SciCom also provides here documents

# Variables created in Ruby can be accessed in an eval clause:
val = "10L"
R.eval <<EOF
	r.i3 = #{val}
	print(r.i3)
EOF

And a little more complex example

R.eval <<EOF

  # This dataset comes from Baseball-Reference.com.
  baseball = read.csv("baseball.csv")
  # str is bogus on Renjin
  # str(data)

  # prints the index of maximum and minimum years for the dataset
  print(which.max(baseball$Year))
  print(which.min(baseball$Year))

  # Lets look at the data available for Momeyball.
  moneyball = subset(baseball, Year < 2002)

  # Let's see if we can predict the number of wins, by looking at
  # runs allowed (RA) and runs scored (RS).  RD is the runs difference.
  # We are making a linear model from predicting wins (W) based on RD
  moneyball$RD = moneyball$RS - moneyball$RA
  WinsReg = lm(W ~ RD, data=moneyball)
  print(summary(WinsReg))

EOF

The SciCom Ruby sintax

As stated before, SciCom allows an integration with R that is much tighter than other similar solutions. The same program for baseball analysis can be written as:

require 'scicom'

# This dataset comes from Baseball-Reference.com.
baseball = R.read__csv("baseball.csv")
# Lets look at the data available for Momeyball.
moneyball = R.subset(baseball, baseball.Year < 2002)

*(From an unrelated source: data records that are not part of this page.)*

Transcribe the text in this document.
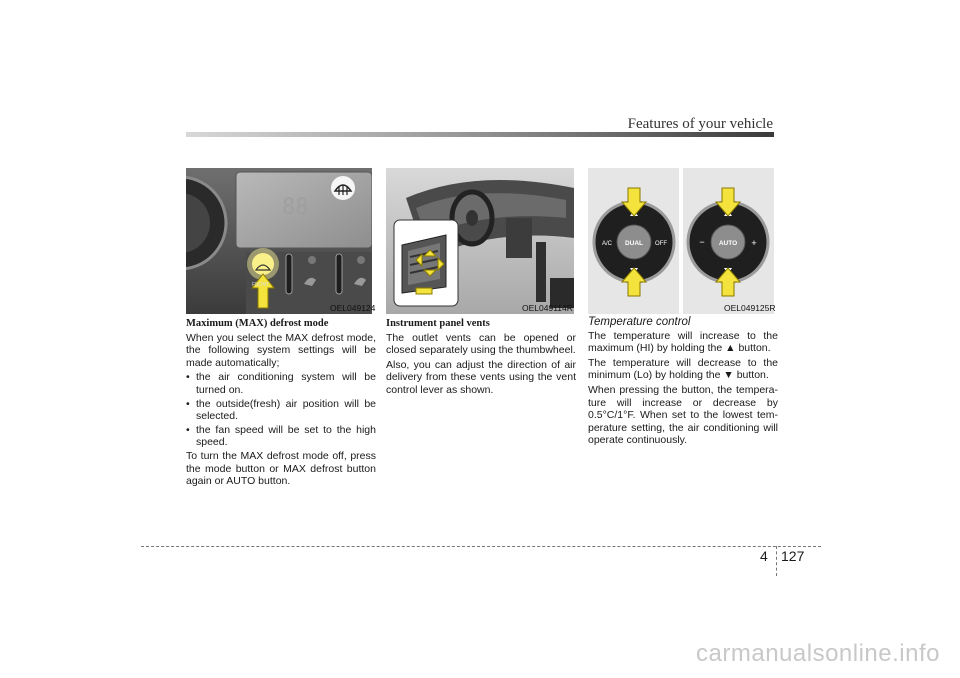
Features of your vehicle
88
FRONT
OEL049124	OEL049114R
DUAL
A/C	OFF	AUTO
−	+
OEL049125R

Maximum (MAX) defrost mode

When you select the MAX defrost mode, the following system settings will be made automatically;

• the air conditioning system will be turned on.
• the outside(fresh) air position will be selected.
• the fan speed will be set to the high speed.

To turn the MAX defrost mode off, press the mode button or MAX defrost button again or AUTO button.

Instrument panel vents

The outlet vents can be opened or closed separately using the thumbwheel.

Also, you can adjust the direction of air delivery from these vents using the vent control lever as shown.

Temperature control

The temperature will increase to the maximum (HI) by holding the ▲ button.

The temperature will decrease to the minimum (Lo) by holding the ▼ button.

When pressing the button, the tempera-ture will increase or decrease by 0.5°C/1°F. When set to the lowest tem-perature setting, the air conditioning will operate continuously.

4 127
carmanualsonline.info
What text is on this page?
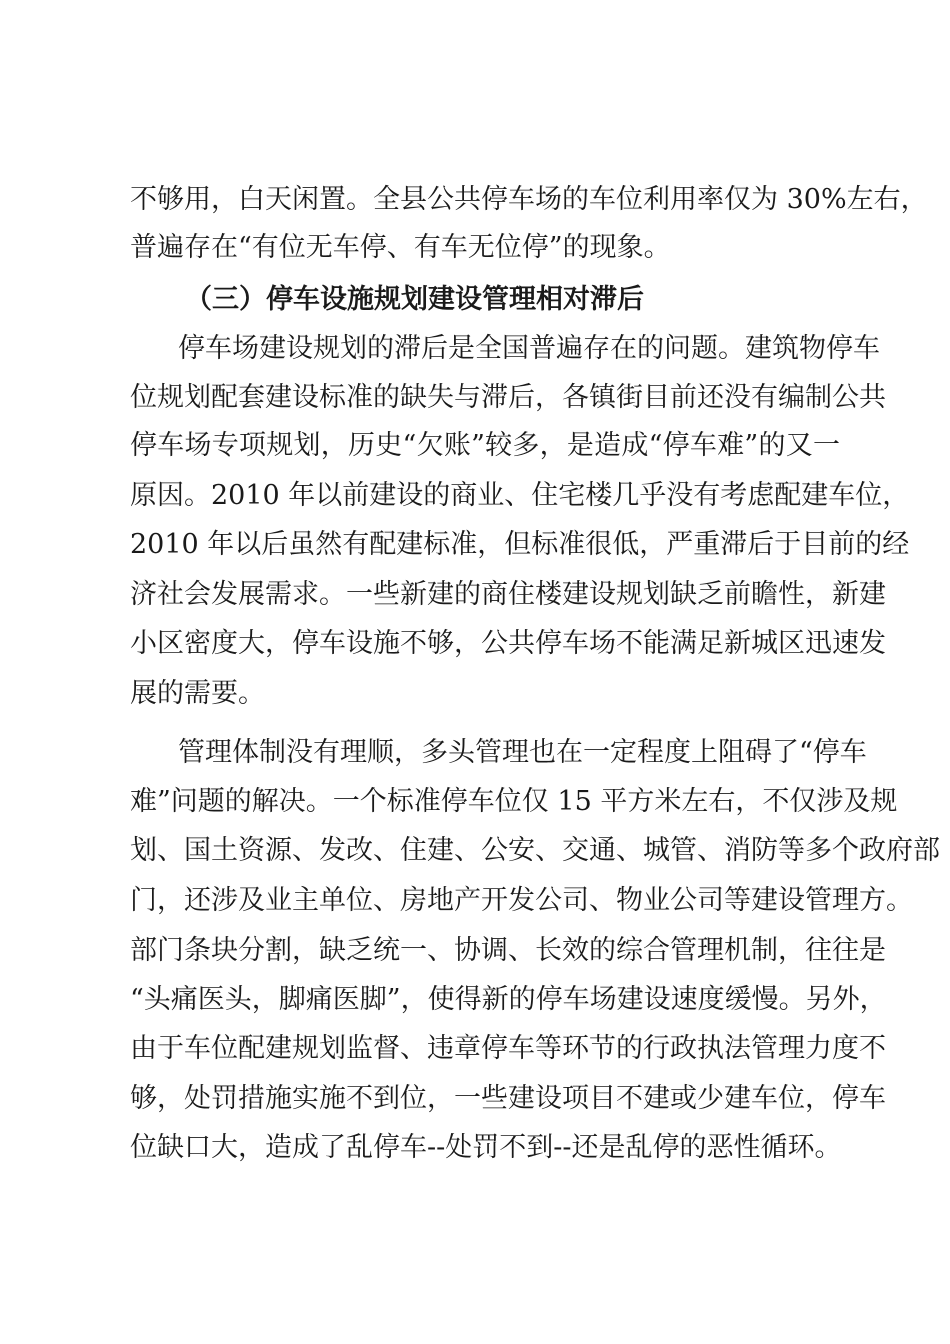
不够用，白天闲置。全县公共停车场的车位利用率仅为 30%左右，
普遍存在“有位无车停、有车无位停”的现象。
（三）停车设施规划建设管理相对滞后
停车场建设规划的滞后是全国普遍存在的问题。建筑物停车
位规划配套建设标准的缺失与滞后，各镇街目前还没有编制公共
停车场专项规划，历史“欠账”较多，是造成“停车难”的又一
原因。2010 年以前建设的商业、住宅楼几乎没有考虑配建车位，
2010 年以后虽然有配建标准，但标准很低，严重滞后于目前的经
济社会发展需求。一些新建的商住楼建设规划缺乏前瞻性，新建
小区密度大，停车设施不够，公共停车场不能满足新城区迅速发
展的需要。
管理体制没有理顺，多头管理也在一定程度上阻碍了“停车
难”问题的解决。一个标准停车位仅 15 平方米左右，不仅涉及规
划、国土资源、发改、住建、公安、交通、城管、消防等多个政府部
门，还涉及业主单位、房地产开发公司、物业公司等建设管理方。
部门条块分割，缺乏统一、协调、长效的综合管理机制，往往是
“头痛医头，脚痛医脚”，使得新的停车场建设速度缓慢。另外，
由于车位配建规划监督、违章停车等环节的行政执法管理力度不
够，处罚措施实施不到位，一些建设项目不建或少建车位，停车
位缺口大，造成了乱停车--处罚不到--还是乱停的恶性循环。
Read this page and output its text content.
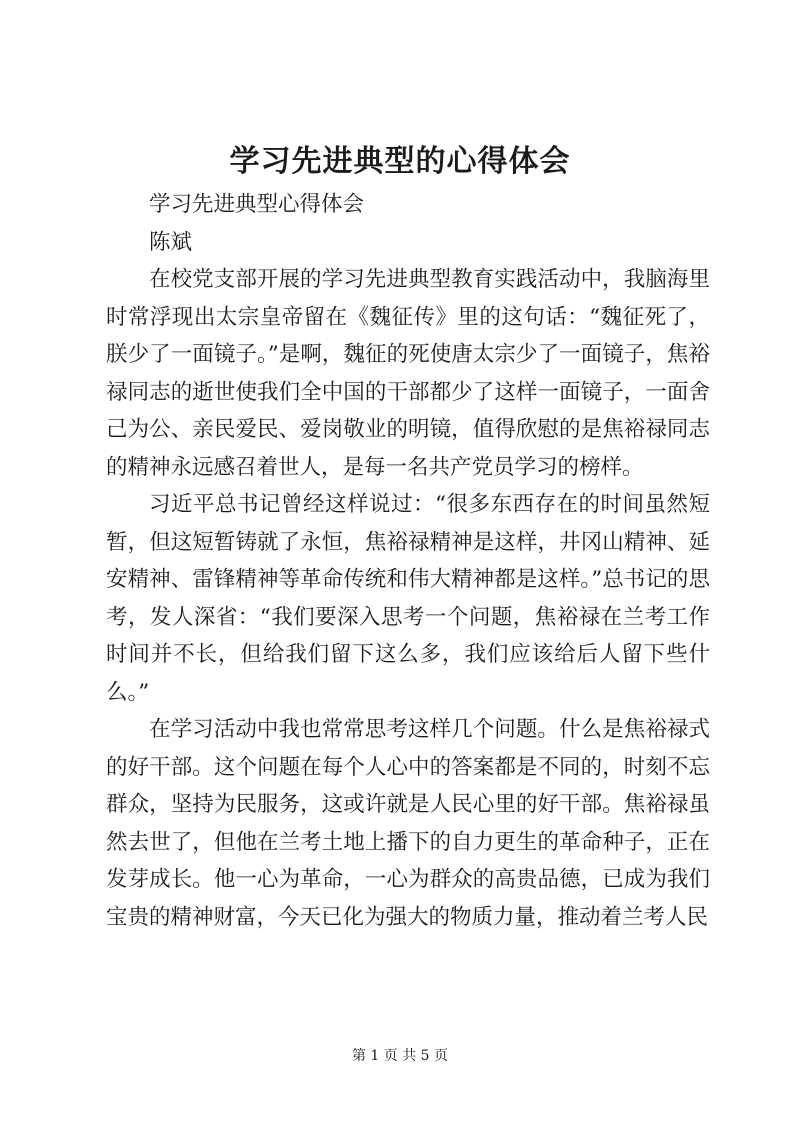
学习先进典型的心得体会

学习先进典型心得体会

陈斌

在校党支部开展的学习先进典型教育实践活动中，我脑海里时常浮现出太宗皇帝留在《魏征传》里的这句话：“魏征死了，朕少了一面镜子。”是啊，魏征的死使唐太宗少了一面镜子，焦裕禄同志的逝世使我们全中国的干部都少了这样一面镜子，一面舍己为公、亲民爱民、爱岗敬业的明镜，值得欣慰的是焦裕禄同志的精神永远感召着世人，是每一名共产党员学习的榜样。

习近平总书记曾经这样说过：“很多东西存在的时间虽然短暂，但这短暂铸就了永恒，焦裕禄精神是这样，井冈山精神、延安精神、雷锋精神等革命传统和伟大精神都是这样。”总书记的思考，发人深省：“我们要深入思考一个问题，焦裕禄在兰考工作时间并不长，但给我们留下这么多，我们应该给后人留下些什么。”

在学习活动中我也常常思考这样几个问题。什么是焦裕禄式的好干部。这个问题在每个人心中的答案都是不同的，时刻不忘群众，坚持为民服务，这或许就是人民心里的好干部。焦裕禄虽然去世了，但他在兰考土地上播下的自力更生的革命种子，正在发芽成长。他一心为革命，一心为群众的高贵品德，已成为我们宝贵的精神财富，今天已化为强大的物质力量，推动着兰考人民

第 1 页 共 5 页
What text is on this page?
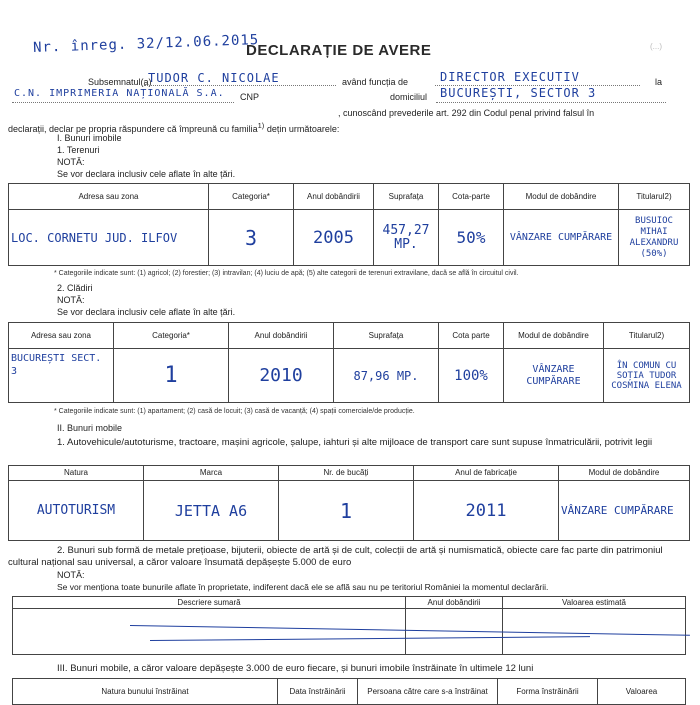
Nr. înreg. 32/12.06.2015
DECLARAȚIE DE AVERE	(...)
Subsemnatul(a)
TUDOR C. NICOLAE	având funcția de	DIRECTOR EXECUTIV	la
C.N. IMPRIMERIA NAȚIONALĂ S.A. CNP	domiciliul BUCUREȘTI, SECTOR 3
, cunoscând prevederile art. 292 din Codul penal privind falsul în
declarații, declar pe propria răspundere că împreună cu familia$^{1)}$ dețin următoarele:
I. Bunuri imobile
1. Terenuri
NOTĂ:
Se vor declara inclusiv cele aflate în alte țări.
Adresa sau zona	Categoria*	Anul dobândirii	Suprafața	Cota-parte	Modul de dobândire	Titularul2)
LOC. CORNETU JUD. ILFOV	3	2005	457,27 MP.	50%	VÂNZARE CUMPĂRARE	BUSUIOC MIHAI ALEXANDRU (50%)
* Categoriile indicate sunt: (1) agricol; (2) forestier; (3) intravilan; (4) luciu de apă; (5) alte categorii de terenuri extravilane, dacă se află în circuitul civil.
2. Clădiri
NOTĂ:
Se vor declara inclusiv cele aflate în alte țări.
Adresa sau zona	Categoria*	Anul dobândirii	Suprafața	Cota parte	Modul de dobândire	Titularul2)
BUCUREȘTI SECT. 3	1	2010	87,96 MP.	100%	VÂNZARE CUMPĂRARE	ÎN COMUN CU SOȚIA TUDOR COSMINA ELENA
* Categoriile indicate sunt: (1) apartament; (2) casă de locuit; (3) casă de vacanță; (4) spații comerciale/de producție.
II. Bunuri mobile
1. Autovehicule/autoturisme, tractoare, mașini agricole, șalupe, iahturi și alte mijloace de transport care sunt supuse înmatriculării, potrivit legii
Natura	Marca	Nr. de bucăți	Anul de fabricație	Modul de dobândire
AUTOTURISM	JETTA A6	1	2011	VÂNZARE CUMPĂRARE
2. Bunuri sub formă de metale prețioase, bijuterii, obiecte de artă și de cult, colecții de artă și numismatică, obiecte care fac parte din patrimoniul cultural național sau universal, a căror valoare însumată depășește 5.000 de euro
NOTĂ:
Se vor menționa toate bunurile aflate în proprietate, indiferent dacă ele se află sau nu pe teritoriul României la momentul declarării.
Descriere sumară	Anul dobândirii	Valoarea estimată

III. Bunuri mobile, a căror valoare depășește 3.000 de euro fiecare, și bunuri imobile înstrăinate în ultimele 12 luni
Natura bunului înstrăinat	Data înstrăinării	Persoana către care s-a înstrăinat	Forma înstrăinării	Valoarea
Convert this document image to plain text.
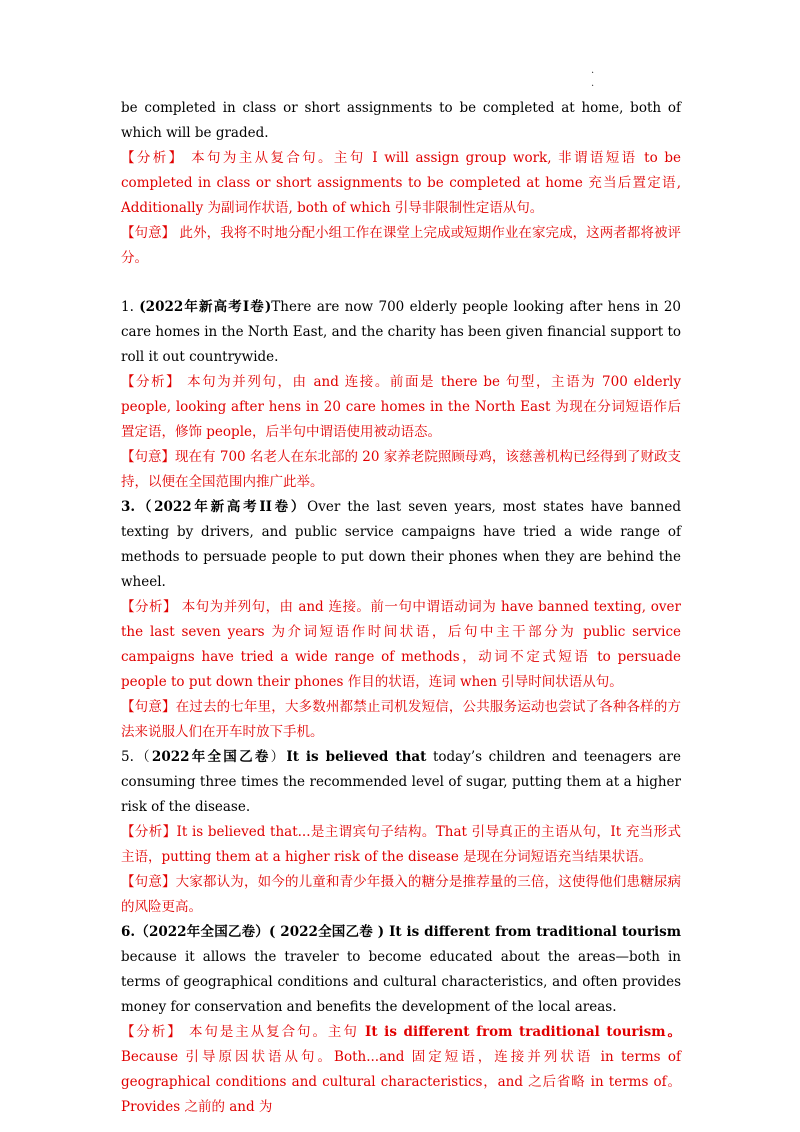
.
.

be completed in class or short assignments to be completed at home, both of which will be graded.

【分析】 本句为主从复合句。主句 I will assign group work, 非谓语短语 to be completed in class or short assignments to be completed at home 充当后置定语, Additionally 为副词作状语, both of which 引导非限制性定语从句。

【句意】 此外，我将不时地分配小组工作在课堂上完成或短期作业在家完成，这两者都将被评分。

1. (2022年新高考I卷)There are now 700 elderly people looking after hens in 20 care homes in the North East, and the charity has been given financial support to roll it out countrywide.

【分析】 本句为并列句，由 and 连接。前面是 there be 句型，主语为 700 elderly people, looking after hens in 20 care homes in the North East 为现在分词短语作后置定语，修饰 people，后半句中谓语使用被动语态。

【句意】现在有 700 名老人在东北部的 20 家养老院照顾母鸡，该慈善机构已经得到了财政支持，以便在全国范围内推广此举。

3.（2022年新高考II卷）Over the last seven years, most states have banned texting by drivers, and public service campaigns have tried a wide range of methods to persuade people to put down their phones when they are behind the wheel.

【分析】 本句为并列句，由 and 连接。前一句中谓语动词为 have banned texting, over the last seven years 为介词短语作时间状语，后句中主干部分为 public service campaigns have tried a wide range of methods，动词不定式短语 to persuade people to put down their phones 作目的状语，连词 when 引导时间状语从句。

【句意】在过去的七年里，大多数州都禁止司机发短信，公共服务运动也尝试了各种各样的方法来说服人们在开车时放下手机。

5.（2022年全国乙卷）It is believed that today’s children and teenagers are consuming three times the recommended level of sugar, putting them at a higher risk of the disease.

【分析】It is believed that...是主谓宾句子结构。That 引导真正的主语从句，It 充当形式主语，putting them at a higher risk of the disease 是现在分词短语充当结果状语。

【句意】大家都认为，如今的儿童和青少年摄入的糖分是推荐量的三倍，这使得他们患糖尿病的风险更高。

6.（2022年全国乙卷）( 2022全国乙卷 ) It is different from traditional tourism because it allows the traveler to become educated about the areas—both in terms of geographical conditions and cultural characteristics, and often provides money for conservation and benefits the development of the local areas.

【分析】 本句是主从复合句。主句 It is different from traditional tourism。 Because 引导原因状语从句。Both...and 固定短语，连接并列状语 in terms of geographical conditions and cultural characteristics，and 之后省略 in terms of。Provides 之前的 and 为
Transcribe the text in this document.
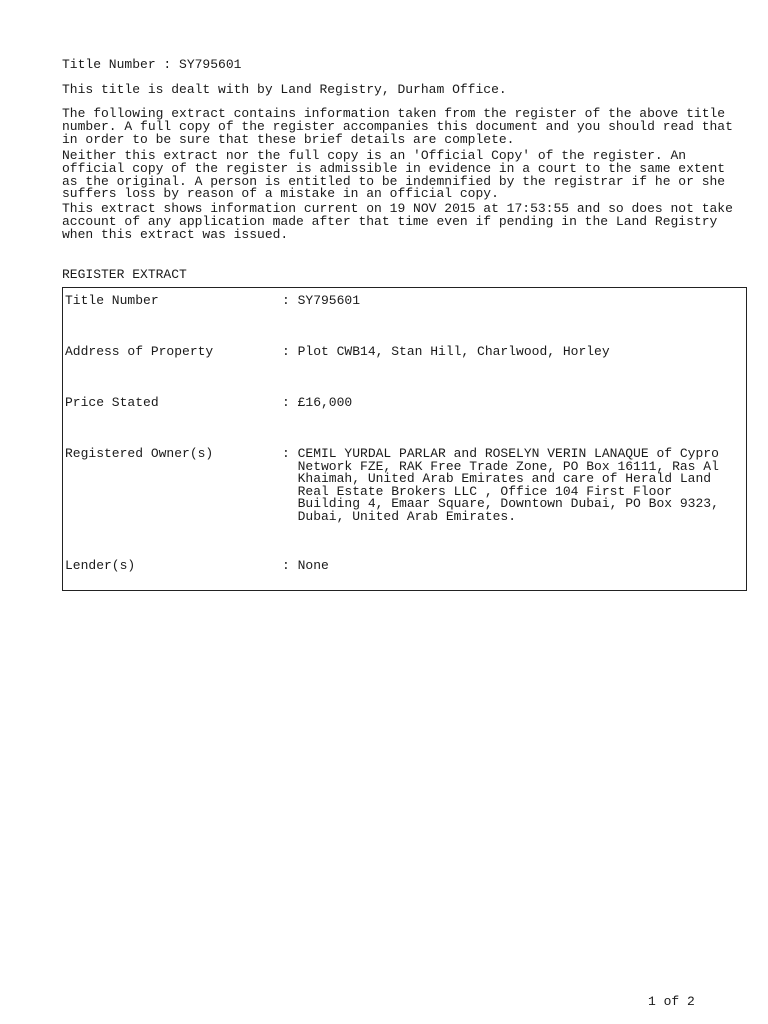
Title Number : SY795601
This title is dealt with by Land Registry, Durham Office.
The following extract contains information taken from the register of the above title
number. A full copy of the register accompanies this document and you should read that
in order to be sure that these brief details are complete.
Neither this extract nor the full copy is an 'Official Copy' of the register. An
official copy of the register is admissible in evidence in a court to the same extent
as the original. A person is entitled to be indemnified by the registrar if he or she
suffers loss by reason of a mistake in an official copy.
This extract shows information current on 19 NOV 2015 at 17:53:55 and so does not take
account of any application made after that time even if pending in the Land Registry
when this extract was issued.
REGISTER EXTRACT
Title Number	: SY795601
Address of Property	: Plot CWB14, Stan Hill, Charlwood, Horley
Price Stated	: £16,000
Registered Owner(s)	: CEMIL YURDAL PARLAR and ROSELYN VERIN LANAQUE of Cypro
Network FZE, RAK Free Trade Zone, PO Box 16111, Ras Al
Khaimah, United Arab Emirates and care of Herald Land
Real Estate Brokers LLC , Office 104 First Floor
Building 4, Emaar Square, Downtown Dubai, PO Box 9323,
Dubai, United Arab Emirates.
Lender(s)	: None
1 of 2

# Let's see if we can predict the number of wins, by looking at
# runs allowed (RA) and runs scored (RS).  RD is the runs difference.
# We are making a linear model for predicting wins (W) based on RD
moneyball.RD = moneyball.RS - moneyball.RA
wins_reg = R.lm("W ~ RD", data: moneyball)
R.summary(wins_reg).pp

As can be seen, this code is just pure Ruby code. All R functions can be accessed in the R. namespace. An R programmer can easily migrate to SciCom by following some simple rules. In general, any available function in R is available to SciCom in the R. namespace. For instance, function 'lm' is called in SciCom as R.lm. Functions is R that have a '.' in their names need special treatment. For example, function 'read.csv' is accessed in SciCom by calling R.read__csv. In the next pages we will describe in more detail SciCom classes and functionality.